Here’s what happens: Trump and Biden both win. Neither concede. Their supporters retreat to their respective filter bubbles and continue down the rabbit hole. Big Tech supports Team Biden, so social media platforms will unite to purge political dissent. Any skepticism towards Biden’s legitimacy will be condemned as “election denialism” and hate speech. Problematic publishers like the New York Post will be permanently banned.

Trump supporters will seek refuge on Telegram or 4chan and see President Trump as their one true leader in the battle against satanic pedophiles. Media outlets will continue covering Trump’s every word, because it’s good for ratings and Biden is a corpse. Heck, they’ll hold off on reporting election results until 2024, just so they have an excuse to keep covering Trump. Meatspace will still exist, but only as a peripheral tourist destination, a quaint backdrop for TikTok videos and Instagram selfies. National infrastructure will be reclaimed by the earth, shelter-in-place will extend to forever, and nature will heal.

Liability for Thee but not for Me

Many years ago, my boss at a tech startup received a letter from Comcast accusing us of sharing copyrighted content. This was before home broadband, and employees were taking advantage of 10-gigabit work internet to download pirated movies over Bittorrent.

The letter listed a whole bunch of pornographic titles among the infringing content, and we all learned an important lesson about VPNs. Our manager taped the letter to the office fridge as a passive-aggressive warning to never do it again.

Why the hell was our internet service provider deputized to enforce copyright law? Because the Digital Millennium Copyright Act imposes indirect liability on any service that facilitates copyright infringement, and a broadband provider is guilty by association1. The DMCA is very different from Section 230, which grants internet service providers immunity from user content. Section 230 is why Twitter can’t be sued for hate speech, and Amazon isn’t held liable for products that spontaneously combust. They’re just a neutral platform, man. (Note that this defense did not work for Ross Ulbricht. It only works for rich people.)

For lack of better options, copyright claims have become a de facto tool for censorship. It costs $10 to send a DMCA takedown notice; thousands to sue for libel. People have been trying to get Trump banned from Twitter for years, but only managed to get Trump’s tweets deleted through copyright complaints.

The cost of defamation lawsuits is a feature, not a bug. It allows billionaires like Peter Thiel to bankrupt their opponents even if the case is stupid. And maybe we like Peter Thiel because he’s on Team Bitcoin, but the same thing is happening right now where Craig “Faketoshi” Wright is suing Peter McCormack for calling him a fraud, and BSV people are suing various exchanges for refusing to list their shitcoin as “Bitcoin”. The goal is not to recover damages; it’s to inflict as much pain as possible on the defendant so that future critics will remain silent2.
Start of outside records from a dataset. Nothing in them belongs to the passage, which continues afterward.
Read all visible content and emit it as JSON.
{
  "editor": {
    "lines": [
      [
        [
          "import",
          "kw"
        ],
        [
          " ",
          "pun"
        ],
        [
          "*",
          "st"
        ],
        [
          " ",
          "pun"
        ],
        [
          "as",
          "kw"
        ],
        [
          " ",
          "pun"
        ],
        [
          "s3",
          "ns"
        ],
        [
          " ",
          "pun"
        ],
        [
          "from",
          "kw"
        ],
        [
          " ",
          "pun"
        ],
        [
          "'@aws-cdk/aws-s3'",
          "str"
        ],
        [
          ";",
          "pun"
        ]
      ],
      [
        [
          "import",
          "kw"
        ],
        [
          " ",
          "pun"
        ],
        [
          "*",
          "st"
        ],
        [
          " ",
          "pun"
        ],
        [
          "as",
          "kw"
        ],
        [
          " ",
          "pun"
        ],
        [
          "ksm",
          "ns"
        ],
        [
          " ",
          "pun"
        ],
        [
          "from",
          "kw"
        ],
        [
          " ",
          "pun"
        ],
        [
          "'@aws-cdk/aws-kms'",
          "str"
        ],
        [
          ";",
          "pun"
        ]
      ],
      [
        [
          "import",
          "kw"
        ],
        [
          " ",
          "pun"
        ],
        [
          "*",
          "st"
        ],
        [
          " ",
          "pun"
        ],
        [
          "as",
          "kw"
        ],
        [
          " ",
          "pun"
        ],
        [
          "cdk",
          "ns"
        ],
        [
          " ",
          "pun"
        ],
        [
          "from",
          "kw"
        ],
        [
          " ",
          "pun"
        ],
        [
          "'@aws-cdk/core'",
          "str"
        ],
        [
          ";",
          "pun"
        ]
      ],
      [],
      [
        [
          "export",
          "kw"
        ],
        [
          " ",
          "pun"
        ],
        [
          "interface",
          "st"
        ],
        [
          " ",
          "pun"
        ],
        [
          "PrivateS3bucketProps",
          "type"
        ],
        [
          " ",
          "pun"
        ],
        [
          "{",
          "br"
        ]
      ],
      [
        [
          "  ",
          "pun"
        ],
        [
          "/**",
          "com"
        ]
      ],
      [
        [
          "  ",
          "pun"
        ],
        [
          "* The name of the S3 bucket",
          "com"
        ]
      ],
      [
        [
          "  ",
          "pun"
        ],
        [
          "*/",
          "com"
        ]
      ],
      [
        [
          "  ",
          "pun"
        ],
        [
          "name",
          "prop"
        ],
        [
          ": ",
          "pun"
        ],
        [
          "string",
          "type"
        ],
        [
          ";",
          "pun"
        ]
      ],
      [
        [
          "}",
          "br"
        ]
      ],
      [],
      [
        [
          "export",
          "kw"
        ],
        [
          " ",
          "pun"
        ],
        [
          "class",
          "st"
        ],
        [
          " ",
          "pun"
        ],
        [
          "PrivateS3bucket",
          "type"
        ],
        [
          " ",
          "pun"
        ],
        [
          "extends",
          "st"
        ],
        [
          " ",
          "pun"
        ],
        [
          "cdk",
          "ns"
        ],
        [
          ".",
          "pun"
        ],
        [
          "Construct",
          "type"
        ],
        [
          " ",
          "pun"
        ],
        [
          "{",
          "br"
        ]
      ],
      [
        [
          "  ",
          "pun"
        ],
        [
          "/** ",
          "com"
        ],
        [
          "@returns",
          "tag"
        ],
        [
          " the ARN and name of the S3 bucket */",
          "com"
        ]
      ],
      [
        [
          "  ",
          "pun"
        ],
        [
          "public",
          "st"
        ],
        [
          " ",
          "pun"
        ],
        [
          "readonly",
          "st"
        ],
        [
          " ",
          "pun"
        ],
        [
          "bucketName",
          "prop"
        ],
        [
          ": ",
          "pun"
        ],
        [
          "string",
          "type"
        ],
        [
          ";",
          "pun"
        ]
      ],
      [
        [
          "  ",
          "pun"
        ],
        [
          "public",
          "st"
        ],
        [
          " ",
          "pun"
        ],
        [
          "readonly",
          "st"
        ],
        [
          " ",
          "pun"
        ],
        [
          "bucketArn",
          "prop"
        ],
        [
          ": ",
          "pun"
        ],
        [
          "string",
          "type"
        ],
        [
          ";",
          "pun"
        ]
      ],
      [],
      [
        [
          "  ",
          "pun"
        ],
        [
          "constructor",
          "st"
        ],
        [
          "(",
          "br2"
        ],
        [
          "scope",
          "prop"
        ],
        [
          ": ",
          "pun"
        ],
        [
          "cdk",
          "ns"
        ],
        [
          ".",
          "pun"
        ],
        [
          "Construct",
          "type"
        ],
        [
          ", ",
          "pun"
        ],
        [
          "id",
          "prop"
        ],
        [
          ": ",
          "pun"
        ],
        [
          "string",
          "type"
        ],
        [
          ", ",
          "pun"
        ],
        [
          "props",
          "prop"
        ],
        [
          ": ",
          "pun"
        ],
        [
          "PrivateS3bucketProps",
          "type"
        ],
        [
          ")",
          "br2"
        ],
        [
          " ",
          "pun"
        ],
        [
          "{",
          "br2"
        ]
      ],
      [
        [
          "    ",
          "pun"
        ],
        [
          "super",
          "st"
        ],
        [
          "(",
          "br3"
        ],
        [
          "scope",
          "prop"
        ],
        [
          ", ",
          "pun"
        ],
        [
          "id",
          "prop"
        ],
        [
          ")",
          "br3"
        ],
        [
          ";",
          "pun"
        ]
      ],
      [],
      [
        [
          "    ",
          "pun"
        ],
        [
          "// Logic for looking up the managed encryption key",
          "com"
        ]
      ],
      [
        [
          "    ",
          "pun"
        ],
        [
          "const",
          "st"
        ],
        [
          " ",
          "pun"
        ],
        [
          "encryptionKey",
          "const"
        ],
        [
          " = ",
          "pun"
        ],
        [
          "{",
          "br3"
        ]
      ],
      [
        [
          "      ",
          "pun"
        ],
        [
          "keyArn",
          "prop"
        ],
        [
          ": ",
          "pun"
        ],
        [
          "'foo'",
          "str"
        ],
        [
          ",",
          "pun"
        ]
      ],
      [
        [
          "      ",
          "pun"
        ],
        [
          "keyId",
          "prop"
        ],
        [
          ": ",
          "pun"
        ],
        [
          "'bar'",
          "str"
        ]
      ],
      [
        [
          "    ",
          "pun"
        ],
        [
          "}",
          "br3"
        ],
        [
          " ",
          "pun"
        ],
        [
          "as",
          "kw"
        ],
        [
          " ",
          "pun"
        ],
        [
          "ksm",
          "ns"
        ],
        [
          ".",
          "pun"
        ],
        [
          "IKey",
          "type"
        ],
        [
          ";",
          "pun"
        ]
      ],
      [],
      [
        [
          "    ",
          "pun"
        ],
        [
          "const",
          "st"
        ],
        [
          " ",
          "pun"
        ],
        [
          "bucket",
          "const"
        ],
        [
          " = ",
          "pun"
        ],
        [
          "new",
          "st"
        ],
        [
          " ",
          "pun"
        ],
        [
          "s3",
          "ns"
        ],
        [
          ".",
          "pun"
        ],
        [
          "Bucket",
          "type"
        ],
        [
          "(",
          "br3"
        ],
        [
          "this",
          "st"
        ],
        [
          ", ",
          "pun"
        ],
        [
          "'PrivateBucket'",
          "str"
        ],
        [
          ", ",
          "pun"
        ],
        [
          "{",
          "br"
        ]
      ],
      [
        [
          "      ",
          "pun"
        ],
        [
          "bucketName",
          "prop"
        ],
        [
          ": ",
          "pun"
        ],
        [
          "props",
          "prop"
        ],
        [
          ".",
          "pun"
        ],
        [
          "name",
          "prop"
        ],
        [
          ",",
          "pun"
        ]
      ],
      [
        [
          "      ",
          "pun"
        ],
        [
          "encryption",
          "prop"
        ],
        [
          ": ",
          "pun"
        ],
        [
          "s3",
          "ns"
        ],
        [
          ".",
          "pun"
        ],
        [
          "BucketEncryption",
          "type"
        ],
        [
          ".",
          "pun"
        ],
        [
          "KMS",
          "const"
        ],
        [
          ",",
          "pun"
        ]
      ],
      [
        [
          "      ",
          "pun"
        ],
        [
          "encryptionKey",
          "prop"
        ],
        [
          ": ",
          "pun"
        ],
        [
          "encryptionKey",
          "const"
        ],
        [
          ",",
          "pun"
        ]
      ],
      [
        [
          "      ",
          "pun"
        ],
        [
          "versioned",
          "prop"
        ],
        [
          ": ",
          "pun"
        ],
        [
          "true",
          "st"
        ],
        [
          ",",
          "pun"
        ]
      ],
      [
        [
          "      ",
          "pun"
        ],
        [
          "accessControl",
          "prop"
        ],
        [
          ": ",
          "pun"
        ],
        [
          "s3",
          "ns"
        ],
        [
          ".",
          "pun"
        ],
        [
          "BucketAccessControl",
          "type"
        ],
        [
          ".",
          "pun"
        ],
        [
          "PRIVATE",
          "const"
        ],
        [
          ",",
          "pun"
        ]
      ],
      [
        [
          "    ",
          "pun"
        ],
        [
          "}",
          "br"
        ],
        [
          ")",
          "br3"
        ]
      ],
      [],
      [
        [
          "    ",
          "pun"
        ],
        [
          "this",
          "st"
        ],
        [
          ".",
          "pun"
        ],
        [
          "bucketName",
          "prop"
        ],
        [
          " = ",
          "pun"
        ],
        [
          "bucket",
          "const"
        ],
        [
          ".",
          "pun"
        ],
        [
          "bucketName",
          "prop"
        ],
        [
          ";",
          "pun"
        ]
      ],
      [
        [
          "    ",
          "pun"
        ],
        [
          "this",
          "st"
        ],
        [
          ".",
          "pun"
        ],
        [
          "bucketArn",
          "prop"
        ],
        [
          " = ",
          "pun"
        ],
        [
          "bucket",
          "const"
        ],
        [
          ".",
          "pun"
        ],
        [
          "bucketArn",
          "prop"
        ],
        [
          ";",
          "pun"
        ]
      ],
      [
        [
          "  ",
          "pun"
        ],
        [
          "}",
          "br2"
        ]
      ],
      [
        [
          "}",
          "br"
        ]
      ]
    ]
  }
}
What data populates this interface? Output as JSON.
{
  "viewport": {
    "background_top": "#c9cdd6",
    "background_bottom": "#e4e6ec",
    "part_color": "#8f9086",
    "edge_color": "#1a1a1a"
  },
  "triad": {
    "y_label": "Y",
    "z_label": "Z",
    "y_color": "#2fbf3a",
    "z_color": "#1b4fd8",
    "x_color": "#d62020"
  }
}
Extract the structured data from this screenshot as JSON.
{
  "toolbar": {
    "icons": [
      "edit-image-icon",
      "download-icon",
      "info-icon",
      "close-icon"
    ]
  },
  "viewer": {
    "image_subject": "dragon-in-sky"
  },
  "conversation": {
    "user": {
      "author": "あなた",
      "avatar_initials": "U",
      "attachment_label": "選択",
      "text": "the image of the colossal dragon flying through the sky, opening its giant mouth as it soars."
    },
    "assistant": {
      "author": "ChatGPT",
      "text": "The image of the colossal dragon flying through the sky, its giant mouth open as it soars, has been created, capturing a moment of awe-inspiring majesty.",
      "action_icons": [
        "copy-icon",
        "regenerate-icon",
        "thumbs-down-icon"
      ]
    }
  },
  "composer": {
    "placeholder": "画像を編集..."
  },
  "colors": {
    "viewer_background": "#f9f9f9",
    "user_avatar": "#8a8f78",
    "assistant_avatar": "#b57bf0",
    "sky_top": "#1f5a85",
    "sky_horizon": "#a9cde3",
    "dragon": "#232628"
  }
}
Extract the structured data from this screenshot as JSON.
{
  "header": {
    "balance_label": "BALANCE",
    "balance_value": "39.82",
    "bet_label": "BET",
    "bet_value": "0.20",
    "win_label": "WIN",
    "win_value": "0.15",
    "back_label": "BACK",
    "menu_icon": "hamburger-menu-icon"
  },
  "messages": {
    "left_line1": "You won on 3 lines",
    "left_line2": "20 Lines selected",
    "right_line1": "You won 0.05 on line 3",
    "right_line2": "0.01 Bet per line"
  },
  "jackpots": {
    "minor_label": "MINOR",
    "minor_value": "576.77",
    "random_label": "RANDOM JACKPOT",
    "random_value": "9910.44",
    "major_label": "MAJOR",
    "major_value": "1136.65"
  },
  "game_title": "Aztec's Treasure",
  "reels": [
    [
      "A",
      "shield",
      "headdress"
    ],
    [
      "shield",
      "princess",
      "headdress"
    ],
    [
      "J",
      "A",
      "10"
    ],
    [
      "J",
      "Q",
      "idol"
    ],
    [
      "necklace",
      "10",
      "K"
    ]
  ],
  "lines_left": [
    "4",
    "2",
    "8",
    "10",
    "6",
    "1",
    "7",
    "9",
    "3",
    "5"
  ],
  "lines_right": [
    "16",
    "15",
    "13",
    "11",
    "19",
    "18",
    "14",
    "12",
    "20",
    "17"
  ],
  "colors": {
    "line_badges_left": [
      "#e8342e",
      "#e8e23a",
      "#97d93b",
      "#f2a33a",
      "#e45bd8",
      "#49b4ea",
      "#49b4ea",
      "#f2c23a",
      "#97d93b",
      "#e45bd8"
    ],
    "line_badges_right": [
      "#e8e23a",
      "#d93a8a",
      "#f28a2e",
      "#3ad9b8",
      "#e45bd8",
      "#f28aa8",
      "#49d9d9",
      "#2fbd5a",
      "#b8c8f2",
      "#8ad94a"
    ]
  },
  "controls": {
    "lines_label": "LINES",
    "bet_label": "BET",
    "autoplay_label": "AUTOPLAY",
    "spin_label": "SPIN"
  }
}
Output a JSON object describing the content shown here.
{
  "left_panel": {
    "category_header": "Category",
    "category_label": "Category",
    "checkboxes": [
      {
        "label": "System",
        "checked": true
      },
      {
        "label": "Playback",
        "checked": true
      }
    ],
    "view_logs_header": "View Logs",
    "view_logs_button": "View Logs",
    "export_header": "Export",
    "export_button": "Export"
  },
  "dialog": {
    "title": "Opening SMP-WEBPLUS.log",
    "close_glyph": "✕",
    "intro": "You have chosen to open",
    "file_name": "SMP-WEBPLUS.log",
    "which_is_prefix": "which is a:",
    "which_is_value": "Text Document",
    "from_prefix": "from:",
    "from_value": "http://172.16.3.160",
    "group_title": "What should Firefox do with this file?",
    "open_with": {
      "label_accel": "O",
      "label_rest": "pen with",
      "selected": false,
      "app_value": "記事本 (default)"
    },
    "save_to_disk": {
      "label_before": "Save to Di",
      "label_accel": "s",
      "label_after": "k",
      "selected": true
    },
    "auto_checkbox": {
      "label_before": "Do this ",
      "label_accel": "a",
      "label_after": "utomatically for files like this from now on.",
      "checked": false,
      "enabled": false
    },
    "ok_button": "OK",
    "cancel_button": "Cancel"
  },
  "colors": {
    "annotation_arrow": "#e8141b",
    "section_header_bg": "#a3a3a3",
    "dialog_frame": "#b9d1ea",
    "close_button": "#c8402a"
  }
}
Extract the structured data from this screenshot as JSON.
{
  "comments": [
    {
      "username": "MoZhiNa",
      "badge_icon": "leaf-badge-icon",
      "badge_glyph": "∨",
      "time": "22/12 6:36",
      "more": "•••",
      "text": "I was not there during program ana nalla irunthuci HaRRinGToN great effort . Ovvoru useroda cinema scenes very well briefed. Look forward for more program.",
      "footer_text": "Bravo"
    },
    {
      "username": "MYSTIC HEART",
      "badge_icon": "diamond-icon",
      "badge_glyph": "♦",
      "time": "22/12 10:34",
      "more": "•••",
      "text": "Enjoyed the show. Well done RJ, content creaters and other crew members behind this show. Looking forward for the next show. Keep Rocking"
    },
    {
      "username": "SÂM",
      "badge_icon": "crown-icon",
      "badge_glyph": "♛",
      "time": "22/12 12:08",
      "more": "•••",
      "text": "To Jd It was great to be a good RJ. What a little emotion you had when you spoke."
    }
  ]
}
In a post-Section 230 world, social media platforms might make libel claims as easy as a DMCA takedown. More censorship is bad, but existing defamation laws are unevenly enforced. Might as well democratize it. Might even catalyze a shift to decentralization.

1. And that’s why GitHub removed Youtube-dl, a helpful python script for schoolchildren to download lecture videos from Youtube. Among other things.

2. This practice is so common that many states have enacted anti-SLAPP (Strategic Lawsuit Against Public Participation) statutes to shift the burden of the lawsuit to the plaintiff. But that makes it harder for poor people to sue.

The government can weaponize legal costs too. Operation Chokepoint was a DoJ initiative to “investigate” banks who did business with firearm dealers, payday lenders, and other politically incorrect companies. Many financial institutions dropped legitimate customers to avoid the hassle.